То и дело задевая головой ветки деревьев, я уже в который раз ругала себя, что не захватила с собой факела. Возможно, это объяснялось моим взбудораженным состоянием, так как, кроме седла, оставшегося на месте гибели Долинского-старшего, я больше ни о чем и думать не могла.
Не знаю, что б я делала в этой кромешной тьме, но, к счастью, через несколько минут из-за тучек, нависших над лесом, выглянула полная круглая луна, озарив все вокруг мягким серебристым светом. Как счастлива я была в тот момент! Теперь ехать было вовсе не страшно, и к тому же я прекрасно видела дорогу.

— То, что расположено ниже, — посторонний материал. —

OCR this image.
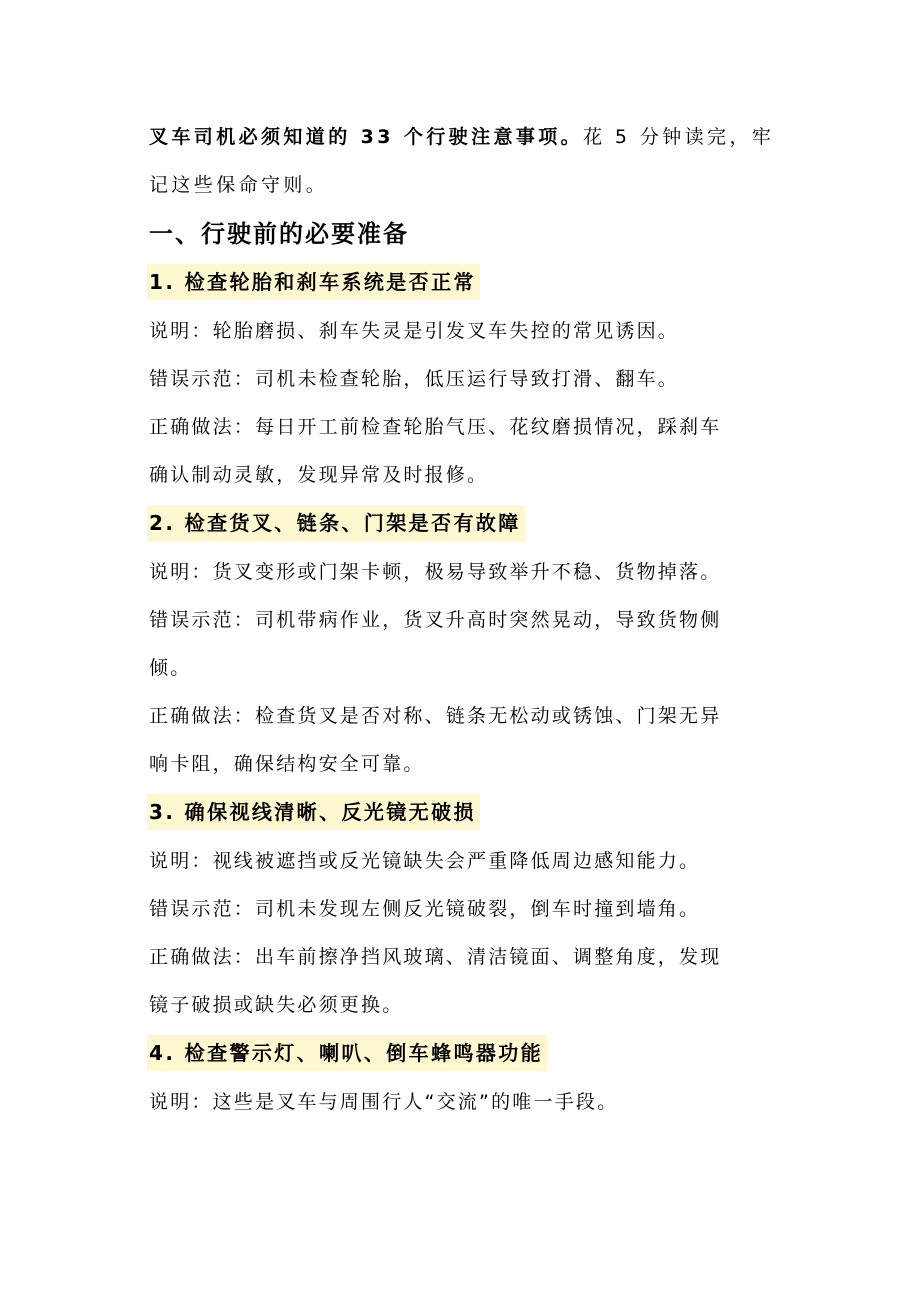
叉车司机必须知道的 33 个行驶注意事项。花 5 分钟读完，牢
记这些保命守则。
一、行驶前的必要准备
1. 检查轮胎和刹车系统是否正常
说明：轮胎磨损、刹车失灵是引发叉车失控的常见诱因。
错误示范：司机未检查轮胎，低压运行导致打滑、翻车。
正确做法：每日开工前检查轮胎气压、花纹磨损情况，踩刹车
确认制动灵敏，发现异常及时报修。
2. 检查货叉、链条、门架是否有故障
说明：货叉变形或门架卡顿，极易导致举升不稳、货物掉落。
错误示范：司机带病作业，货叉升高时突然晃动，导致货物侧
倾。
正确做法：检查货叉是否对称、链条无松动或锈蚀、门架无异
响卡阻，确保结构安全可靠。
3. 确保视线清晰、反光镜无破损
说明：视线被遮挡或反光镜缺失会严重降低周边感知能力。
错误示范：司机未发现左侧反光镜破裂，倒车时撞到墙角。
正确做法：出车前擦净挡风玻璃、清洁镜面、调整角度，发现
镜子破损或缺失必须更换。
4. 检查警示灯、喇叭、倒车蜂鸣器功能
说明：这些是叉车与周围行人“交流”的唯一手段。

Вскоре я добралась до того места, где собаки потеряли след. Значит, ехать оставалось совсем недолго. Я сильнее вдавила ногами в бока моей лошади, заставляя ее скакать быстрее.
Мы проехали всего несколько метров, как вдруг лошадка моя дико заржала и внезапно встала на дыбы. Как испугалась я в тот момент! В одно мгновение перед моим взором пронеслась картина вылетающего из седла своей лошади Федора Степановича. В голове моей стало ясно и совершенно пусто, как в опорожненной бочке. Я изо всех сил приникла к шее животного и крепко вцепилась в мохнатую гриву. Вот именно это столь быстрое движение и спасло мою жизнь.